I played around with the new Canon EOS Movie Plugin-E1 for Final Cut Pro this morning and I noticed a few other odds and ends after some discussion about the tool with folks on Twitter. Canon has a very detailed information page of their own which is helpful as well. If you haven’t downloaded yet then you can grab the plug-in here.
It’s important to note that you have to have the proper folder structure of your CF card intact for the EOS Movie Plugin-E1 to read the media. You can’t just point to a folder full of H.264 QuickTimes that you’ve backed up from a CF card and transcode them. You’ll get the usual Log and Transfer error:
While disappointing, this isn’t totally surprising since the Log and Transfer tool has always required a specific folder structure for importing P2 or RED media. I say disappointing since the Canon H.264 files are Apple-friendly .mov files and can actually be loaded right into Final Cut Pro in a pinch. Now what you can do if you don’t want to transcode right off of the CF card is physically backup the media as long as you leave the folder structure intact:
I was able to drag the CF card from the Finder to my backup drive (be sure and hold down the OPTION key when you drag it to a drive or you will make an alias to the volume) and then mount that in the Log and Transfer window. I also moved all of the raw still images out of the folder to my photo backup volume and was still able to mount it in Log and Transfer for transcoding. As the Canon document explains you are able to mount a CF card and have the tool make an archive of that card directly from the interface. This seems to work only when it’s from the CF card and not from a card you’ve backed up. Just make sure you’re viewing your CF card in a hierarchical view and not a flat view as you won’t get the archiving option which is accessed by right+clicking on the volume icon:
Archiving either to a Folder or a Disk Image works fine and both can be remounted in the Log and Transfer window. FCP lets you know when your archiving has completed:
If you partially import a CF card and then archive using the Folder option it retains the information on what has already been imported while the Disk Image doesn’t. When remounting the Disk Image from the Log and Transfer tool I had a couple of crashes.
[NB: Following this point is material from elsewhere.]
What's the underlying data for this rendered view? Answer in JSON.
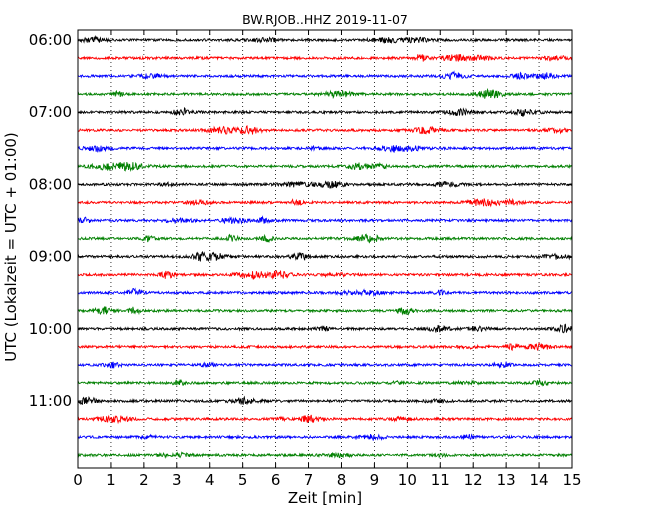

Automatic transfer works as well when you pop in a CF card and like the other supported formats in the Log and Transfer tool the clips retain the naming scheme setup in Logging pane of the Log and Transfer window. It’s also nice that you can turn off audio and import the video only if need be:
The FCP Log and Transfer tools is a very nice tool. It’s imperative you have a nice tool like this when the editing application can’t (or won’t) support camera native files.
And what about support for Canon newest, and more affordable, DSLR the EOS 550D? No support yet as is says in on the Canon website:
I’m not sure why they call it the Rebel T1i there when it’s named the T2i. I didn’t realize there is both a Canon T1i and the T2i. Separate models. I can’t imagine why they wouldn’t add support for both of these as they are going to become quite popular video only cameras for many users.
The documentation says “Transcoding time may be up to 3x faster than previously possible with EOS movie files using Compressor, or similar.” That would be a great benefit. I did a quick test with a single one minute and ten second H.264 file (1:10:05 to be exact) and transcoded it right off the CF card (USB 2.0 connection) to a G-Tech G-Raid connected via Firewire 800. This was done on a MacPro 2.66 GHZ Quad-core. Here are the timed results:
- EOS Movie Plugin-E1 for Final Cut Pro: 2:07
- Compressor: 2:11
- Compressor with a Quick Cluster: 2:27 (note: the actual transcoding appeared much faster but it was the re-merging of the distributed clip that took much longer)
- Sorenson Squeeze 6: 3:31
- MPEG Streamclip: 1:26
Ahhhh MPEG Streamclip, is there anything you can’t do?